The human brain is hard-wired to recall faces more easily than most other patterns, so even though it may be hard for people to describe what their pass faces look like, they will rarely forget the faces assigned to them, he said.
And critics of the concept tend to be won over once they have tried it, Barrett said. "People, even if they understand it academically, are not certain that they'll be able to do it themselves...[but] when you present the user with it, they find that they can do it."
The grids of faces are jumbled each time they are presented, so the pass face appears in a different location. To guard against keylogger applications, which can monitor a victim's computer habits and send personal information back to a criminal, the data transmitted to a bank during log-on describes only the pass face's location, not details about what it looks like.
The Senate has been using Real User's technology for a year, and the vendor has demonstrated it for two banking companies: Citigroup Inc., for its European staff, and BankBlackwell, a new Internet bank in Boston. Neither is a customer yet.
Swivel Secure Ltd. of Harrogate, England, is marketing a system that replaces the password with a PIN-like code, which is used to decode a string of numbers that is presented to the user to find the real authorization password. For example, if a person's code were 2468, the user would look at the 10-digit number on the website and then type in the second, fourth, sixth and eighth digit in order to log on.
The code is used "to extract digits from the security string to get a one-time code," explained Stephen Meredith, Swivil's vice president of marketing and public relations.
The code is as easy to remember as a password or PIN that most systems use today, Mr. Meredith said.
Swivel's approach would also thwart a keylogger application, because the user's PIN-code "is never typed at the keyboard," and the numbers that are typed will grant access only once, he said. (The code stays the same.) The keylogger "can sniff away all it likes, and we don't care."
According to Meredith, Winston Keech, Swivel's founder, was once a victim of credit card fraud, and the experience motivated him to develop a better way to verify people's identity.
Banks can present the undecoded string of numbers on the websites, but for additional security, Meredith suggests that they deliver the string to customers as a cell phone text message. This can be done in advance and stored until needed, in case the phone has trouble receiving a signal when the user wants to access an account. Someone planning a trip outside the phone carrier's coverage area can download several of the 1-digit strings, each of which expires when it is used.
Swivel already has several customers, including Viacom International Inc.'s MTV and the computer chip manufacturer ATI Technologies Inc. Swivel recently began touting its software to banks and has demonstrated it to one in the United States and two in the United Kingdom.
Entrust Inc. of Addison, Texas, has a similar system, Identity-Guard, that works in reverse. The user carries around a string of numbers and is presented with a different code at every lon-on. To access the site, the user applies the code to the digits on the card.
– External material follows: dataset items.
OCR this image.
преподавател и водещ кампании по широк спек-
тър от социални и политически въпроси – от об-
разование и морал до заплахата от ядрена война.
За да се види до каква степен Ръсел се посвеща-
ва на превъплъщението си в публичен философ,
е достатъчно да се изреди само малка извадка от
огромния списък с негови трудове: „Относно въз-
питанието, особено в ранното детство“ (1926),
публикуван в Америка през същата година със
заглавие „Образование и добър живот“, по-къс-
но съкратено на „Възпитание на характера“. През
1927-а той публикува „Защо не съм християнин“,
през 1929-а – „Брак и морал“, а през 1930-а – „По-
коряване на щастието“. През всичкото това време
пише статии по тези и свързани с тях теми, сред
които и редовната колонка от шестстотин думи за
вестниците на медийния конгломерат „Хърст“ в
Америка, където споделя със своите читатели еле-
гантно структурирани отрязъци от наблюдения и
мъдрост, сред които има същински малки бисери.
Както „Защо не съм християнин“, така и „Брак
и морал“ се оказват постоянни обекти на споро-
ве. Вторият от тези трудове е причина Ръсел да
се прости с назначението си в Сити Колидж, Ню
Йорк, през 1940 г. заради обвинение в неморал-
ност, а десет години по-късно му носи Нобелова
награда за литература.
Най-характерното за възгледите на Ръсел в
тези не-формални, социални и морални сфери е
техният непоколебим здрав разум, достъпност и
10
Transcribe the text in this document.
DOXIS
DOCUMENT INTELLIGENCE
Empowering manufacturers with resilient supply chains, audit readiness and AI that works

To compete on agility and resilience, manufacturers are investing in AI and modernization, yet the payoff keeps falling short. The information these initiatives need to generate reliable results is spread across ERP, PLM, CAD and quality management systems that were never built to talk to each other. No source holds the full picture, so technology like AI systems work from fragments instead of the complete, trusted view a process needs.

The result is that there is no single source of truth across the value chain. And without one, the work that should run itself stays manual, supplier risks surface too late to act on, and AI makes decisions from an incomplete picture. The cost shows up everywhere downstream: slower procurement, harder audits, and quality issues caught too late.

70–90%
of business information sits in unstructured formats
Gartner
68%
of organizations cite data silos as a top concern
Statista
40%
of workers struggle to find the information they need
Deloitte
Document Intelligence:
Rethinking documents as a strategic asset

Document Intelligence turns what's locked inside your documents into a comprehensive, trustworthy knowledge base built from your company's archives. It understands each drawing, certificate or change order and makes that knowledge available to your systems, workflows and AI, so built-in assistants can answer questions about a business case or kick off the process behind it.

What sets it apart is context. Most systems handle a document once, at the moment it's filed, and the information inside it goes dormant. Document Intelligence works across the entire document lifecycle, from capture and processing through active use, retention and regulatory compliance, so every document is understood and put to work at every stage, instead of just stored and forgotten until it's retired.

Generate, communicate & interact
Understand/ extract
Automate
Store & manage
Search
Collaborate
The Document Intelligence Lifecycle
Avivah Litan, a vice president and research director at Gartner Inc. in Stamford, Conn., said all of these systems are substantially better than the current ones that use passwords, but she cautions banks that no single system by itself will prevent online account theft.
For example, viruses can be planted on a person's computer that will wait for the user to log on to an account and then "immediately run a script to move money out of your account," she said.